Phenazine derivatives are attractive anolyte redox-active species in aqueous redox flow batteries (ARFBs). Unfortunately, they typically suffer from sluggish reaction kinetics, resulting in poor rate capability and inferior energy efficiency, especially under high current densities. Herein, we report a composite of MgO and Ketjen black carbon (MgO/KB) that can serve as a low-cost ARFB electrocatalyst to significantly improve the redox reaction kinetics of phenazine derivatives. The MgO/KB composite catalyst exhibits excellent catalytic performance, with an area specific resistance (ASR) of 1.54 and 1.11 Ω cm2 for the charge and discharge processes, respectively, as well as improved energy efficiency, capacity utilization and durability in practical ARFB applications. Detailed research confirms that the oxygen vacancies within the MgO promote electron transfer and enhance catalytic activity for the electrochemical reaction of phenazine derivatives.

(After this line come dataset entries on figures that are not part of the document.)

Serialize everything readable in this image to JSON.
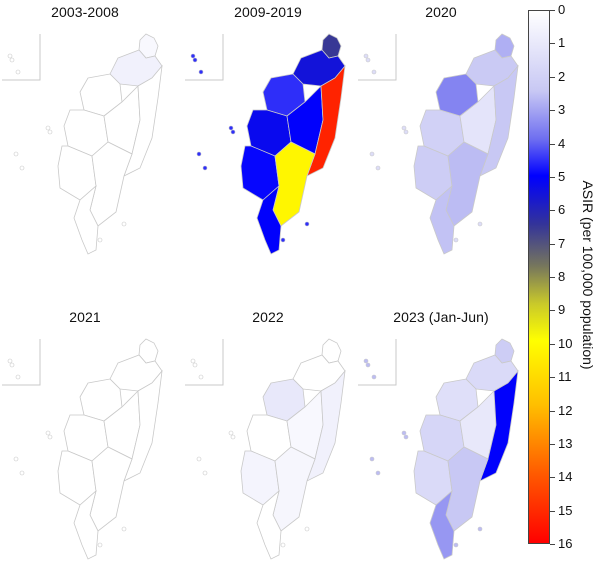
{
  "colors": {
    "scale_stops": [
      "#ffffff",
      "#c8c8f4",
      "#6f6ff0",
      "#0000ff",
      "#33339a",
      "#77775c",
      "#c9c92a",
      "#ffff00",
      "#ffbf00",
      "#ff5a00",
      "#ff0000"
    ],
    "outline": "#c9c9c9"
  },
  "panels": [
    {
      "title": "2003-2008",
      "regions": {
        "north": 0.6,
        "northtip": 0.3,
        "west_n": 0,
        "west_c": 0,
        "center": 0,
        "east": 0,
        "west_s": 0,
        "south": 0,
        "southtip": 0,
        "islands": 0
      }
    },
    {
      "title": "2009-2019",
      "regions": {
        "north": 5.5,
        "northtip": 6.5,
        "west_n": 4.5,
        "west_c": 5.2,
        "center": 5.0,
        "east": 15.2,
        "west_s": 4.9,
        "south": 10.2,
        "southtip": 5.0,
        "islands": 4.5
      }
    },
    {
      "title": "2020",
      "regions": {
        "north": 2.3,
        "northtip": 2.8,
        "west_n": 3.5,
        "west_c": 2.0,
        "center": 1.2,
        "east": 2.4,
        "west_s": 2.2,
        "south": 2.6,
        "southtip": 2.5,
        "islands": 1.5
      }
    },
    {
      "title": "2021",
      "regions": {
        "north": 0,
        "northtip": 0,
        "west_n": 0,
        "west_c": 0,
        "center": 0,
        "east": 0,
        "west_s": 0,
        "south": 0,
        "southtip": 0,
        "islands": 0
      }
    },
    {
      "title": "2022",
      "regions": {
        "north": 0,
        "northtip": 0,
        "west_n": 1.0,
        "west_c": 0,
        "center": 0.3,
        "east": 0.6,
        "west_s": 0.5,
        "south": 0.4,
        "southtip": 0,
        "islands": 0
      }
    },
    {
      "title": "2023 (Jan-Jun)",
      "regions": {
        "north": 1.6,
        "northtip": 2.2,
        "west_n": 1.4,
        "west_c": 1.8,
        "center": 1.0,
        "east": 5.0,
        "west_s": 1.6,
        "south": 2.4,
        "southtip": 3.2,
        "islands": 2.6
      }
    }
  ],
  "legend": {
    "title": "ASIR (per 100,000 population)",
    "ticks": [
      "0",
      "1",
      "2",
      "3",
      "4",
      "5",
      "6",
      "7",
      "8",
      "9",
      "10",
      "11",
      "12",
      "13",
      "14",
      "15",
      "16"
    ]
  }
}
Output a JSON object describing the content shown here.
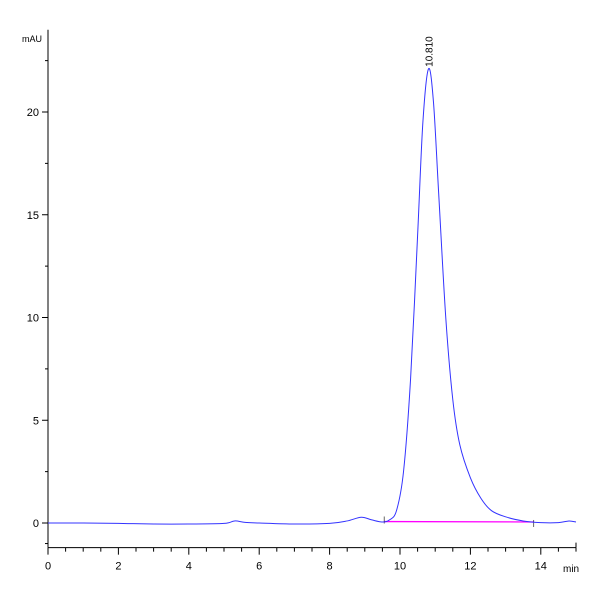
{
  "chart_data": {
    "type": "line",
    "title": "",
    "xlabel": "min",
    "ylabel": "mAU",
    "xlim": [
      0,
      15
    ],
    "ylim": [
      -1.2,
      24
    ],
    "x_ticks": [
      0,
      2,
      4,
      6,
      8,
      10,
      12,
      14
    ],
    "y_ticks": [
      0,
      5,
      10,
      15,
      20
    ],
    "grid": false,
    "series": [
      {
        "color": "#3333ff",
        "points": [
          [
            0,
            0
          ],
          [
            1,
            0
          ],
          [
            2,
            -0.02
          ],
          [
            3,
            -0.05
          ],
          [
            4,
            -0.05
          ],
          [
            5,
            -0.02
          ],
          [
            5.3,
            0.1
          ],
          [
            5.6,
            0.03
          ],
          [
            6,
            0
          ],
          [
            7,
            -0.05
          ],
          [
            8,
            -0.02
          ],
          [
            8.5,
            0.1
          ],
          [
            8.9,
            0.28
          ],
          [
            9.2,
            0.15
          ],
          [
            9.5,
            0.05
          ],
          [
            9.7,
            0.15
          ],
          [
            9.9,
            0.6
          ],
          [
            10.1,
            2.5
          ],
          [
            10.3,
            7
          ],
          [
            10.5,
            14
          ],
          [
            10.65,
            19.5
          ],
          [
            10.81,
            22.1
          ],
          [
            10.95,
            20.5
          ],
          [
            11.1,
            16
          ],
          [
            11.3,
            10
          ],
          [
            11.5,
            6
          ],
          [
            11.7,
            3.8
          ],
          [
            12,
            2.2
          ],
          [
            12.3,
            1.2
          ],
          [
            12.6,
            0.6
          ],
          [
            13,
            0.3
          ],
          [
            13.5,
            0.1
          ],
          [
            14,
            0.02
          ],
          [
            14.5,
            0.02
          ],
          [
            14.8,
            0.1
          ],
          [
            15,
            0.05
          ]
        ]
      }
    ],
    "baseline": {
      "color": "#ff00ff",
      "from": [
        9.55,
        0.07
      ],
      "to": [
        13.8,
        0.05
      ]
    },
    "peaks": [
      {
        "label": "10.810",
        "x": 10.81,
        "y": 22.1
      }
    ]
  }
}
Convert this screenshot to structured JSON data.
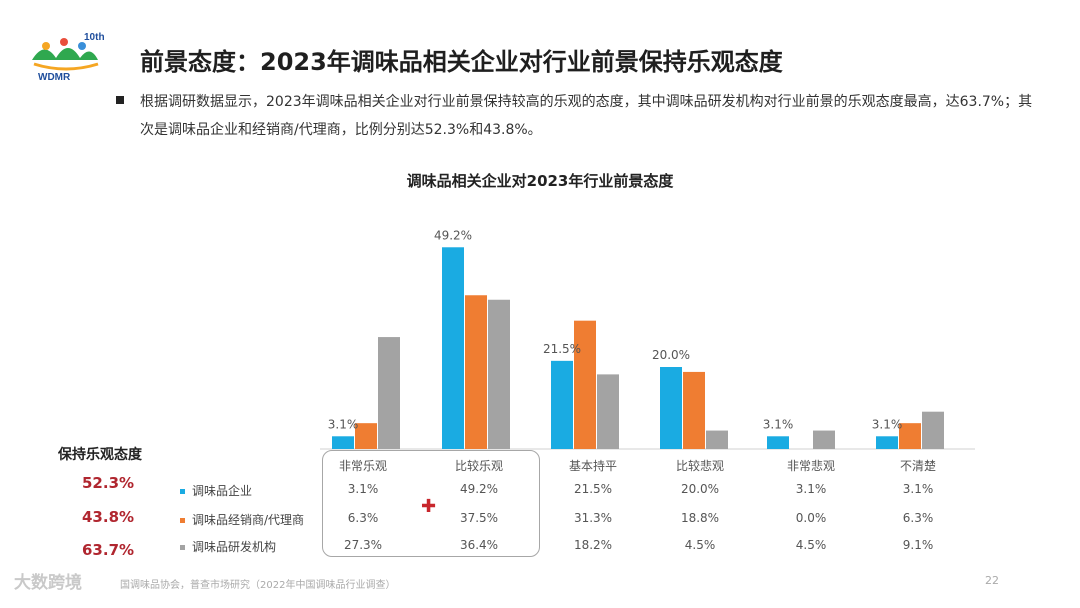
{
  "logo": {
    "text": "WDMR",
    "badge": "10th"
  },
  "title": "前景态度：2023年调味品相关企业对行业前景保持乐观态度",
  "bullet": "根据调研数据显示，2023年调味品相关企业对行业前景保持较高的乐观的态度，其中调味品研发机构对行业前景的乐观态度最高，达63.7%；其次是调味品企业和经销商/代理商，比例分别达52.3%和43.8%。",
  "chart_data": {
    "type": "bar",
    "title": "调味品相关企业对2023年行业前景态度",
    "categories": [
      "非常乐观",
      "比较乐观",
      "基本持平",
      "比较悲观",
      "非常悲观",
      "不清楚"
    ],
    "series": [
      {
        "name": "调味品企业",
        "color": "#1aabe2",
        "values": [
          3.1,
          49.2,
          21.5,
          20.0,
          3.1,
          3.1
        ]
      },
      {
        "name": "调味品经销商/代理商",
        "color": "#ef7d32",
        "values": [
          6.3,
          37.5,
          31.3,
          18.8,
          0.0,
          6.3
        ]
      },
      {
        "name": "调味品研发机构",
        "color": "#a3a3a3",
        "values": [
          27.3,
          36.4,
          18.2,
          4.5,
          4.5,
          9.1
        ]
      }
    ],
    "bar_labels": [
      "3.1%",
      "49.2%",
      "21.5%",
      "20.0%",
      "3.1%",
      "3.1%"
    ],
    "table_values": [
      [
        "3.1%",
        "49.2%",
        "21.5%",
        "20.0%",
        "3.1%",
        "3.1%"
      ],
      [
        "6.3%",
        "37.5%",
        "31.3%",
        "18.8%",
        "0.0%",
        "6.3%"
      ],
      [
        "27.3%",
        "36.4%",
        "18.2%",
        "4.5%",
        "4.5%",
        "9.1%"
      ]
    ],
    "ylim": [
      0,
      50
    ],
    "grid": false
  },
  "optimism": {
    "title": "保持乐观态度",
    "values": [
      "52.3%",
      "43.8%",
      "63.7%"
    ]
  },
  "source": "国调味品协会，普查市场研究（2022年中国调味品行业调查）",
  "page_number": "22",
  "watermark": "大数跨境"
}
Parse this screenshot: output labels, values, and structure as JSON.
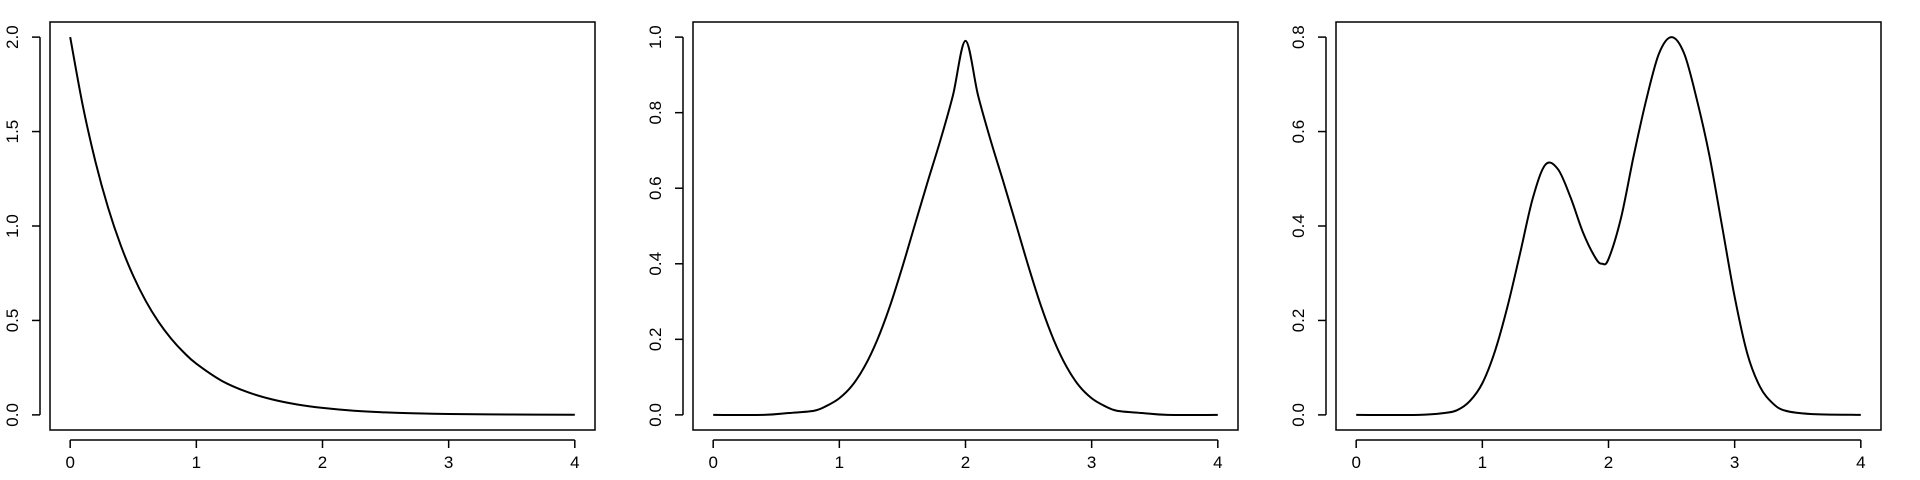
{
  "chart_data": [
    {
      "type": "line",
      "title": "",
      "xlabel": "",
      "ylabel": "",
      "xlim": [
        0,
        4
      ],
      "ylim": [
        0,
        2
      ],
      "x_ticks": [
        "0",
        "1",
        "2",
        "3",
        "4"
      ],
      "y_ticks": [
        "0.0",
        "0.5",
        "1.0",
        "1.5",
        "2.0"
      ],
      "grid": false,
      "series": [
        {
          "x": [
            0,
            0.1,
            0.2,
            0.3,
            0.4,
            0.5,
            0.6,
            0.7,
            0.8,
            0.9,
            1.0,
            1.2,
            1.4,
            1.6,
            1.8,
            2.0,
            2.25,
            2.5,
            2.75,
            3.0,
            3.5,
            4.0
          ],
          "y": [
            2.0,
            1.637,
            1.341,
            1.098,
            0.899,
            0.736,
            0.602,
            0.493,
            0.404,
            0.331,
            0.271,
            0.181,
            0.122,
            0.082,
            0.055,
            0.037,
            0.022,
            0.013,
            0.008,
            0.005,
            0.002,
            0.001
          ]
        }
      ]
    },
    {
      "type": "line",
      "title": "",
      "xlabel": "",
      "ylabel": "",
      "xlim": [
        0,
        4
      ],
      "ylim": [
        0,
        1
      ],
      "x_ticks": [
        "0",
        "1",
        "2",
        "3",
        "4"
      ],
      "y_ticks": [
        "0.0",
        "0.2",
        "0.4",
        "0.6",
        "0.8",
        "1.0"
      ],
      "grid": false,
      "series": [
        {
          "x": [
            0,
            0.4,
            0.6,
            0.8,
            0.9,
            1.0,
            1.1,
            1.2,
            1.3,
            1.4,
            1.5,
            1.6,
            1.7,
            1.8,
            1.9,
            2.0,
            2.1,
            2.2,
            2.3,
            2.4,
            2.5,
            2.6,
            2.7,
            2.8,
            2.9,
            3.0,
            3.1,
            3.2,
            3.4,
            3.6,
            4.0
          ],
          "y": [
            0.0,
            0.0,
            0.005,
            0.011,
            0.024,
            0.044,
            0.077,
            0.128,
            0.198,
            0.287,
            0.392,
            0.505,
            0.617,
            0.726,
            0.845,
            0.99,
            0.845,
            0.726,
            0.617,
            0.505,
            0.392,
            0.287,
            0.198,
            0.128,
            0.077,
            0.044,
            0.024,
            0.011,
            0.005,
            0.0,
            0.0
          ]
        }
      ]
    },
    {
      "type": "line",
      "title": "",
      "xlabel": "",
      "ylabel": "",
      "xlim": [
        0,
        4
      ],
      "ylim": [
        0,
        0.8
      ],
      "x_ticks": [
        "0",
        "1",
        "2",
        "3",
        "4"
      ],
      "y_ticks": [
        "0.0",
        "0.2",
        "0.4",
        "0.6",
        "0.8"
      ],
      "grid": false,
      "series": [
        {
          "x": [
            0,
            0.5,
            0.7,
            0.8,
            0.9,
            1.0,
            1.1,
            1.2,
            1.3,
            1.4,
            1.5,
            1.6,
            1.7,
            1.8,
            1.9,
            1.95,
            2.0,
            2.1,
            2.2,
            2.3,
            2.4,
            2.5,
            2.6,
            2.7,
            2.8,
            2.9,
            3.0,
            3.1,
            3.2,
            3.3,
            3.4,
            3.6,
            4.0
          ],
          "y": [
            0.0,
            0.0,
            0.004,
            0.01,
            0.029,
            0.067,
            0.135,
            0.23,
            0.343,
            0.459,
            0.53,
            0.52,
            0.46,
            0.385,
            0.331,
            0.32,
            0.33,
            0.418,
            0.549,
            0.668,
            0.765,
            0.8,
            0.765,
            0.668,
            0.549,
            0.4,
            0.25,
            0.13,
            0.06,
            0.025,
            0.009,
            0.002,
            0.0
          ]
        }
      ]
    }
  ]
}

Using density functional theory (DFT) calculations, we unveil that the underlying catalytic enhancement mechanism stems from a low free energy barrier of the rate-determining step (RDS) on oxygen-vacancy-enriched MgO for the oxidation reaction of dihydro-phenazine derivative. These findings will guide the design of highly active electrocatalysts for organic ARFBs.